By 2050, HSBC Global Research forecasts that the collective size of the economies we today call “emerging” will have increased five-fold to eclipse those we call “developed”. This means real wage increases and an expanding middle class with rising consumer power in the emerging world. For small and medium enterprises (SMEs), it will offer a host of new challenges and opportunities.
A report by the European Commission’s Enterprise and Industry division found that being active across borders correlates with higher turnover growth. Between 2007 and 2009, more than half of European SMEs that invested or took on subcontracting work abroad reported increased turnover, compared to 35 per cent for all SMEs. Those that are internationally active also reported higher employment growth, while the study found a close link between internationalisation and innovation.
Fear of the unknown
An SME thinking about venturing overseas for the first time may be concerned about differences in legal systems, trade documentation, foreign exchange volatility and even whether it will get paid. Such concerns often intensify with distance.
A US exporter trading with Canada may face some modest challenges around law and logistics, but in the Middle East it may be obliged to find a local partner that will hold majority ownership of the venture. For a company without the internal resources of a multinational it can be a daunting task to research new markets, assess counterparty risk and source affordable advice on legal and tax matters.
Emerging world suppliers can face similar challenges.
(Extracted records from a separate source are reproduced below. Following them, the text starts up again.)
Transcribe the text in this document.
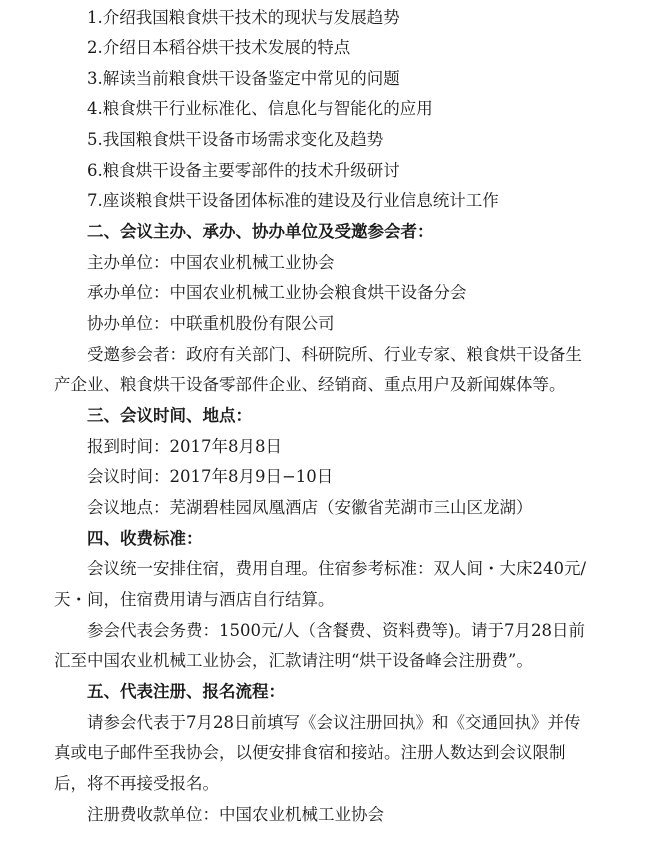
1.介绍我国粮食烘干技术的现状与发展趋势
2.介绍日本稻谷烘干技术发展的特点
3.解读当前粮食烘干设备鉴定中常见的问题
4.粮食烘干行业标准化、信息化与智能化的应用
5.我国粮食烘干设备市场需求变化及趋势
6.粮食烘干设备主要零部件的技术升级研讨
7.座谈粮食烘干设备团体标准的建设及行业信息统计工作
二、会议主办、承办、协办单位及受邀参会者：
主办单位：中国农业机械工业协会
承办单位：中国农业机械工业协会粮食烘干设备分会
协办单位：中联重机股份有限公司
受邀参会者：政府有关部门、科研院所、行业专家、粮食烘干设备生
产企业、粮食烘干设备零部件企业、经销商、重点用户及新闻媒体等。
三、会议时间、地点：
报到时间：2017年8月8日
会议时间：2017年8月9日−10日
会议地点：芜湖碧桂园凤凰酒店（安徽省芜湖市三山区龙湖）
四、收费标准：
会议统一安排住宿，费用自理。住宿参考标准：双人间・大床240元/
天・间，住宿费用请与酒店自行结算。
参会代表会务费：1500元/人（含餐费、资料费等)。请于7月28日前
汇至中国农业机械工业协会，汇款请注明“烘干设备峰会注册费”。
五、代表注册、报名流程：
请参会代表于7月28日前填写《会议注册回执》和《交通回执》并传
真或电子邮件至我协会，以便安排食宿和接站。注册人数达到会议限制
后，将不再接受报名。
注册费收款单位：中国农业机械工业协会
Lack of cross-border trading experience can be a barrier, even in countries such as China where the majority of SMEs – representing about 60 per cent of GDP – have been in business for less than a decade.
Many SMEs across the developing world are striving to innovate, boost efficiency and learn how to thrive in new markets. The United Nations Conference on Trade and Development (UNCTAD) is studying the processes of clustering and networking that emerging SMEs attempt to compete in today’s globalised world. UNCTAD says that some grow while others fall away. The winning formula is still being worked out.
As the biggest trade finance bank in the world, HSBC is aware of the challenges. But no company can ignore the structural shift that is underway in world trade as “South-South” trade corridors grow in importance.